I passaggi chiave che abbiamo riscontrato per influenzare la resa cellulare includono la durata per la quale i frammenti delle tube di Falloppio incubano in tripsina/HBSS all'1% e DMEM/DNasi. La sovraincubazione in entrambe le soluzioni degraderà le cellule e diminuirà significativamente la vitalità delle cellule. Tuttavia, un tempo di incubazione insufficiente inibirà la capacità del ricercatore di espellere molte cellule epiteliali durante la fase 2.6 del protocollo, poiché continueranno ad aderire l'una all'altra. È anche importante utilizzare una soluzione di tripsina all'1%, poiché sia le concentrazioni più basse che quelle più alte di soluzioni di tripsina riducono la resa delle cellule epiteliali vitali delle tube di Falloppio. Combinando l'isolamento chimico e meccanico e una fase di digestione (fase del protocollo 3.1), possiamo accorciare esponenzialmente il periodo necessario per passare dalla sospensione tissutale a quella di una singola cellula. Ciò garantisce una buona redditività e il tempo necessario per eseguire l'analisi a valle lo stesso giorno.

Nella fase 1.4 del protocollo, è fondamentale assicurarsi che i pezzi di tube di Falloppio tagliati abbiano uno spessore di 3-5 mm. Se i pezzi sono troppo grandi, sarà difficile eseguire la fase 2.7 del protocollo e, in ultima analisi, ridurre la resa cellulare poiché sarà necessario un tempo di incubazione più lungo in DMEM/DNasi.

Sebbene la sospensione cellulare sia arricchita per le cellule epiteliali, la contaminazione delle cellule stromali è inevitabile. Se la preparazione deve essere puramente epiteliale, è possibile eseguire lo smistamento utilizzando la citometria a flusso e i marcatori che abbiamo descritto per isolare le cellule epiteliali e esaurire le cellule stromali.

In questo studio sono state utilizzate le tube di Falloppio in postmenopausa. Tuttavia, questo metodo è stato utilizzato con successo nel nostro laboratorio sulle tube di Falloppio in premenopausa. La principale differenza tra le tube di Falloppio pre e postmenopausali è la composizione delle cellule epiteliali ciliate e secretorie¹. Questo protocollo funziona per tutte le fasi riproduttive.
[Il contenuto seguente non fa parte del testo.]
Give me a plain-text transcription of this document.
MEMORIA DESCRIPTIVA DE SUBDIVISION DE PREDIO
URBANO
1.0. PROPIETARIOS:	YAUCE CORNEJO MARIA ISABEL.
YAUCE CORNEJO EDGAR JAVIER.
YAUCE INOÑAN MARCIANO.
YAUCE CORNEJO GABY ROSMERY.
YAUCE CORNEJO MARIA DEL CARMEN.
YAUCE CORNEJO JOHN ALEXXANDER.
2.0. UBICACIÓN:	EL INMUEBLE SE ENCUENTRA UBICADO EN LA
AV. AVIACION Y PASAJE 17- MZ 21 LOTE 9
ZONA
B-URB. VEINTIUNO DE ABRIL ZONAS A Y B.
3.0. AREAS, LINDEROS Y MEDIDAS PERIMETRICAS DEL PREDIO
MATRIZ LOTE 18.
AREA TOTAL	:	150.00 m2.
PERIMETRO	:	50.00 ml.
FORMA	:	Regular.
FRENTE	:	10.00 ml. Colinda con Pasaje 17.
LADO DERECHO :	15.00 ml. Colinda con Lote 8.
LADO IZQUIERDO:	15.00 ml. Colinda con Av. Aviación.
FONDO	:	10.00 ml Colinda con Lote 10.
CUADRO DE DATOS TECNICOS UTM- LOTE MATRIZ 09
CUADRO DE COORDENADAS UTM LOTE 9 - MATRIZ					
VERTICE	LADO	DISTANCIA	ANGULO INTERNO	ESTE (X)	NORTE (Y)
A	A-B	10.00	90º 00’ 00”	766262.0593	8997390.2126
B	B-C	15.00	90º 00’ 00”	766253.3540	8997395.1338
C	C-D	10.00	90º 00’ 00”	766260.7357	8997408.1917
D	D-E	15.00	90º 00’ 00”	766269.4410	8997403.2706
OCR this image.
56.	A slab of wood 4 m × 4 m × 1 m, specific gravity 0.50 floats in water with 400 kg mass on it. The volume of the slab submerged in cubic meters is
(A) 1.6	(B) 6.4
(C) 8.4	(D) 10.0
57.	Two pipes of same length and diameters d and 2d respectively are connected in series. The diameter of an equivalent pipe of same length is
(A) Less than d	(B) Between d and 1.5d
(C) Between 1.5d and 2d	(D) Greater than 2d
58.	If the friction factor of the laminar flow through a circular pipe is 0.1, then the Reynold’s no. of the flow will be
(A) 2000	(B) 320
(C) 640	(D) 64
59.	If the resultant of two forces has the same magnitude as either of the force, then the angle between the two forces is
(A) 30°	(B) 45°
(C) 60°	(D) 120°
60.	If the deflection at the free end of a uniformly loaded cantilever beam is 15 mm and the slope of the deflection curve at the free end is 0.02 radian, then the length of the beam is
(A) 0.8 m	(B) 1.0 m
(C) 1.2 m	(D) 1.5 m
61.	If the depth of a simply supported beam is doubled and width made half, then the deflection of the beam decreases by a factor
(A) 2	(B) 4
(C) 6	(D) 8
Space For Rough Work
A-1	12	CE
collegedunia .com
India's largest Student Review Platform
Questo efficiente protocollo faciliterà lo studio dei tipi cellulari dell'epitelio delle tube di Falloppio, compresa la delineazione delle linee cellulari, i loro cambiamenti dinamici durante i cicli riproduttivi e dopo la menopausa e il loro ruolo nell'avvio del carcinoma ovarico sieroso di alto grado.

Gli autori non hanno conflitti di interesse da dichiarare.

Gli autori Ruegg L, James-Allan LB e DiBernardo G sono parzialmente supportati dai progetti 1I01BX006019-01A2 e I01BX006411-01 della Greater Los Angeles Veterans Association a Memarzadeh S. L'autore Ochoa C è supportato da UCLA Eli e Edythe Broad Center of Regenerative Medicine and Stem Cell Research Rose Hills Foundation Graduate Scholarship Training Program. Vogliamo ringraziare il Translational Pathology Core Laboratory dell'UCLA e in particolare Ko Kiehle e Chloe Yin per l'assistenza nell'approvvigionamento dei tessuti. Vogliamo anche ringraziare Ken Yamauchi e il BSCRC Microscopy core per la loro assistenza nell'imaging. La Figura 1 è stata creata con BioRender.com (numero di contratto JL27QWDYNT). Infine, vorremmo ringraziare Felicia Cordea e il nucleo di citometria a flusso BSCRC per l'assistenza nella citometria a flusso.